"2005 International Photography Competition at Fraser Gallery"
By Louis Jacobson
© Washington City Paper
Thursday, March 25, 2005.

As Forrest Gump’s mama used to say, life is like a juried art competition—you never know what you’re going to get. And so it is with the 4th Annual Bethesda International Photography Competition, which features work by more than two dozen artists.

Only two are D.C.-based: Bruce McKaig, who contributes one of his signature moody figure studies, and Bert Shankman, who produces a stunning image of a delicate, swirling, floral-looking seashell in grainy hues of orange and peach.

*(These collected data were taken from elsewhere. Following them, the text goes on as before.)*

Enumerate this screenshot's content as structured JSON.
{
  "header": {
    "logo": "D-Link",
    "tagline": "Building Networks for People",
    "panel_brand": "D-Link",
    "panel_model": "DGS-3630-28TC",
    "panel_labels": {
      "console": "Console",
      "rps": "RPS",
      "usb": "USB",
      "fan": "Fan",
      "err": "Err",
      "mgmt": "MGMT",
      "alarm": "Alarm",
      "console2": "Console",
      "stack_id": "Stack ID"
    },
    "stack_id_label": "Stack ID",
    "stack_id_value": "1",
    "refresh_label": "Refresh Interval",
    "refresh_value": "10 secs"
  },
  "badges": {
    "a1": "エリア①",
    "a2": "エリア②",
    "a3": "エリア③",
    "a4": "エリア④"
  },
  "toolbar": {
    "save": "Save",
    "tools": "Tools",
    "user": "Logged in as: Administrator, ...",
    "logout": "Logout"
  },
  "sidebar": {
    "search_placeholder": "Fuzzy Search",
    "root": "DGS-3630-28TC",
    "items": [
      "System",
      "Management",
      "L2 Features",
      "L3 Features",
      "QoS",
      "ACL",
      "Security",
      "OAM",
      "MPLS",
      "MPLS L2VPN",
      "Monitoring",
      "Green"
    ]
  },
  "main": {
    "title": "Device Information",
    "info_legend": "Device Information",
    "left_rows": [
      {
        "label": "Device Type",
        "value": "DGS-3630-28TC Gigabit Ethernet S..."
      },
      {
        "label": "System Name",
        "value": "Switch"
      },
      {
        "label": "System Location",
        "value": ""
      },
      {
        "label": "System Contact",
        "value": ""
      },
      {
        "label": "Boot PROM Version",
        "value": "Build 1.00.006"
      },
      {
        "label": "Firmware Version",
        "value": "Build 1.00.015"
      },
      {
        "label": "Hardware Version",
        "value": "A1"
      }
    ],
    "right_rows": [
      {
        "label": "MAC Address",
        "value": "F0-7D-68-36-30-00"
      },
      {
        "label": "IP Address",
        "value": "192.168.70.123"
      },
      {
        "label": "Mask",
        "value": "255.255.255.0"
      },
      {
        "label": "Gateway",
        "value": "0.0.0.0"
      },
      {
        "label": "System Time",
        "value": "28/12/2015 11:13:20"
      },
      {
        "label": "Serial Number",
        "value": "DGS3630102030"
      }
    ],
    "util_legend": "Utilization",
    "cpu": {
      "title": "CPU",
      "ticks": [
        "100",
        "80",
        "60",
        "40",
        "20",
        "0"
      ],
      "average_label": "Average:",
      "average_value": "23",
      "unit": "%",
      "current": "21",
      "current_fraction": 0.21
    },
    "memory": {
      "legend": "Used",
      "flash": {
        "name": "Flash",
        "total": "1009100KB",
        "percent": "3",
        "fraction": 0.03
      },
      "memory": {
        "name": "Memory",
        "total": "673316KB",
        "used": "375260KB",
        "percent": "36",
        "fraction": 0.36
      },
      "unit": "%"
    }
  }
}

The outlanders are, on the whole, an impressive lot, as well. (Gabriela Bulisova’s Maria, Mother of a Chernobyl Liquidator, Belarus, 2004 is pictured.) Cathy Cudlin offers a charming vignette of a tourist standing in a way that echoes the pose of a nearby marble statue; Herbert Hoover (not the president) offers a sepia-toned portrait of a man who suggests a cross between The Godfather’s Michael Corleone and Seinfeld’s Kramer; Sharon Lee Hart documents several lifelike casts of human heads sitting on a shelf behind chicken wire, a creepy tableau that evokes the site of a genocide; Lynda Lester-Slack captures what from a distance look like three rising fighter jets spraying contrails but are in fact three coral-textured nodes shaped like sharp nipples; Rita Maas produces a fine pair of still lifes set on chalk-inscribed slate; Alexi Pechnikov offers a mesmerizing multiple exposure overlaying cobblestones and a street scene in black-and-white; and Gregory Scott offers a surrealist portrait that pays homage to Edward Weston’s famous sexualized green pepper.

But the most eloquent pieces are also the simplest: Elena Volkov’s foggy, horizonless seascape in delicate shades of gray and John Davis’ eerily lit cloudscape, boldly shot through by the bright-orange twist of a roller-coaster track.